DBE van Wessel et al. JPGN 2017; 65: 370-74. This retrospective study showed an increase in biliary atresia incidence in preterm infants compared with full-term: 1.06 per 10,000 compared with 0.52/10,000. In addition, 4-year transplant-free survival rates were significantly worse at 21%, whereas 4-year survival rates was 61%. Clearance of jaundice (with Kasai) was achieved in only 23%.
Related post: Biliary Atresia More Common in Preterm Infants
ES Björnsson et al. Clin Gastroenterol Hepatol 2017; 15: 1635-36. This study examined response to steroids in 18 patients with drug-induced autoimmune hepatitis. Key findings: 14 patients had elevated antinuclear antibodies & there were none with elevated smooth muscle antibodies. Infliximab was most frequent agent (n=11) and nitrofurantoin was other frequent agent (n=3). Overall, 40% improved after discontinuation of medication, the remainder had prompt responses to corticosteroids. Relapse did not occur when corticosteroids were discontinued. Among the infliximab group, there was no evidence of liver injury after transitioning to alternative tumor necrosis factor-α inhibitor.

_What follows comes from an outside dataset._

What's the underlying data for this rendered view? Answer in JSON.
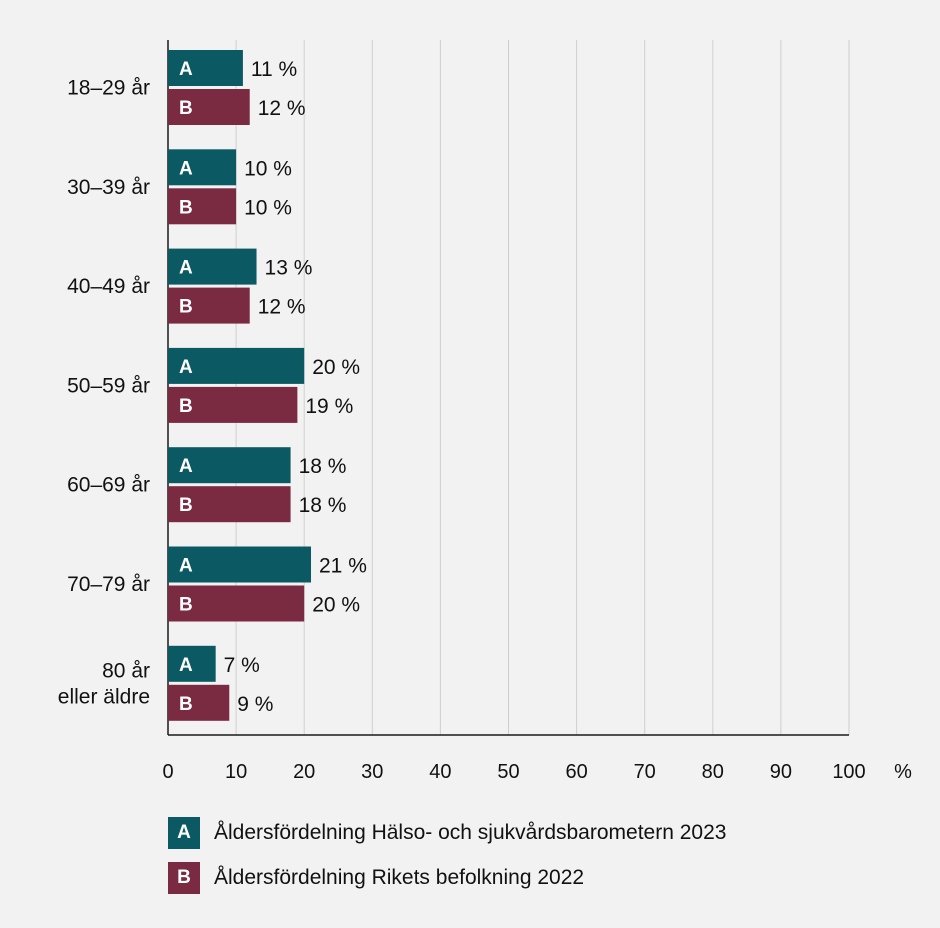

M Balwani et al. Hepatology 2017; 66: 1314-22. Acute Hepatic Porphyrias -Review. Current recommendations include gene sequencing to confirm all biochemical cases. Biochemical tests are spot urine testing of porphobilinogen (PBG), 5-aminolevulinic acid (ALA), and porphyrins. A normal urine PBG in symptomatic patients “excludes the three most common acute hepatic porphyrias.” For those with abnormal studies, this reference is a handy.
S Wirth et al. Hepatology 2017; 66: 1102-10. This study examined the effectiveness of sofosbuvir and weigh-based ribavirin dosing in 12-17 year olds with genotype 2 & 3 Hepatitis C infection. Duration of treatment was 12 weeks for genotype 2 and 24 weeks for type 3. Overall, SVR12 was achieved in 51 of 52 (98%); one patient with genotype 3 did not achieve SVR12.
Related post: New HCV Treatment Effective in Adolescents (Genotype 1 study)
F Kanwal et al. Gastroenterol 2017; 153: 996-1005. This study, a retrospective cohort of 22,500 VA patients treated for hepatitis C infection, showed that direct-acting antivirals (DAAs) lowered, but did not eliminate, the risk of hepatocellular carcinoma (HCC). Among the 87% who achieved an SVR, the adjusted hazard ratio for HCC was 0.28. This was true as well as among patients with cirrhosis.. Hazard ratio for those with compensated cirrhosis was 0.32 compared with 0.18 among those without cirrhosis.